Altra importante questione da chiarire è quella relativa all’applicabilità del sistema contributivo alle convenzioni bilaterali di sicurezza sociale che andrebbero comunque rinnovate perché stipulate negli anni ’70 e ’80. Esempio: la convenzione con l’Australia (ma non è la sola) prevede all’articolo 12 che ai fini del calcolo delle prestazioni italiane in pro-rata si tiene unicamente conto del salario o del reddito delle persone soggette a legislazione italiana. Non si fa riferimento al montante contributivo (che non è comunque menzionato in alcuna convenzione) che è invece il perno dei nuovi meccanismi di calcolo. Siamo certi che l’Inps vorrà interpretare in maniera ragionevole ed estensiva la nuova normativa utilizzando il metodo contributivo di calcolo – anche se non previsto  esplicitamente – per tutte le convenzioni di sicurezza sociale; pur tuttavia non sarebbe necessario un chiarimento? Io penso proprio di sì.
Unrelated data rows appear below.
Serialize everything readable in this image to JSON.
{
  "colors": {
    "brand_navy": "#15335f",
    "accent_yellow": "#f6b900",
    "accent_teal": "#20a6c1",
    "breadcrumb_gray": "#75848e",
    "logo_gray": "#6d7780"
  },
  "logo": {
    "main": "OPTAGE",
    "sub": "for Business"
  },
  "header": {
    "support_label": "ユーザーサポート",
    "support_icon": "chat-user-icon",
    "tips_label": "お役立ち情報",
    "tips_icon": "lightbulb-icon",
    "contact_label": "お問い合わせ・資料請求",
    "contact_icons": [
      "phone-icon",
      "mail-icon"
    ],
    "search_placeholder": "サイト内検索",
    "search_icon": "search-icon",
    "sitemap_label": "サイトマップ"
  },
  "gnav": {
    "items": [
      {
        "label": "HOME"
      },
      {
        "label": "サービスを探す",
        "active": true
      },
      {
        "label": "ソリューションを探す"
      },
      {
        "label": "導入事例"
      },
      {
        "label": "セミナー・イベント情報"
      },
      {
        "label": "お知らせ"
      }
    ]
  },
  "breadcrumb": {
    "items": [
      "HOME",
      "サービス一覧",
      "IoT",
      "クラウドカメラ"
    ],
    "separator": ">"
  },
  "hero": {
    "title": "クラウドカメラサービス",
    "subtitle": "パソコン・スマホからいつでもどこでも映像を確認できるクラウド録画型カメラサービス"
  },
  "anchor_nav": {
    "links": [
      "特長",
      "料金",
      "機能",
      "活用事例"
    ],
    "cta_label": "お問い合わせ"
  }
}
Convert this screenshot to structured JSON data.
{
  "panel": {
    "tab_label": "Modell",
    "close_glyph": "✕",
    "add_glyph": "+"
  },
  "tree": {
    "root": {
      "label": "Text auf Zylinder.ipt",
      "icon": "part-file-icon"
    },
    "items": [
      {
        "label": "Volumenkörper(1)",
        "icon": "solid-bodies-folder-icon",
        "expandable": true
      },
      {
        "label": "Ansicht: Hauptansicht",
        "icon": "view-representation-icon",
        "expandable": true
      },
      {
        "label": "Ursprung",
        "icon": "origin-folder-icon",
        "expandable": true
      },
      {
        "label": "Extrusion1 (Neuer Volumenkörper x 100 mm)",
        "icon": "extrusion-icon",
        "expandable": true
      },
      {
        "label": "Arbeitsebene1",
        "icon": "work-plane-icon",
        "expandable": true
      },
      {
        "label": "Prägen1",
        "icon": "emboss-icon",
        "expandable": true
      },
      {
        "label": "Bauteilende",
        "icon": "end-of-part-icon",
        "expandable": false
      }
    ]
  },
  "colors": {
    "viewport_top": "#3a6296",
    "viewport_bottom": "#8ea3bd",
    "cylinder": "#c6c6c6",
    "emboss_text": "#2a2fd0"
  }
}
Altra questione per la quale ho presentato un’interrogazione parlamentare e alla quale non ho ancora ricevuto alcuna risposta: l’anticipo dell’età pensionabile per i lavoratori che svolgono attività usuranti, e che viene nuovamente disciplinato dalla riforma Fornero, può essere applicato anche ai nostri lavoratori residenti all’estero in grado di dimostrare lo svolgimento di attività faticose e pesanti? Sarebbe gradita una risposta anche se negativa.

I dubbi da chiarire non si esauriscono qui e avrò premura di rappresentarli tutti nelle prossime settimane alle autorità competenti. Nel frattempo urgono le prime e indifferibili risposte.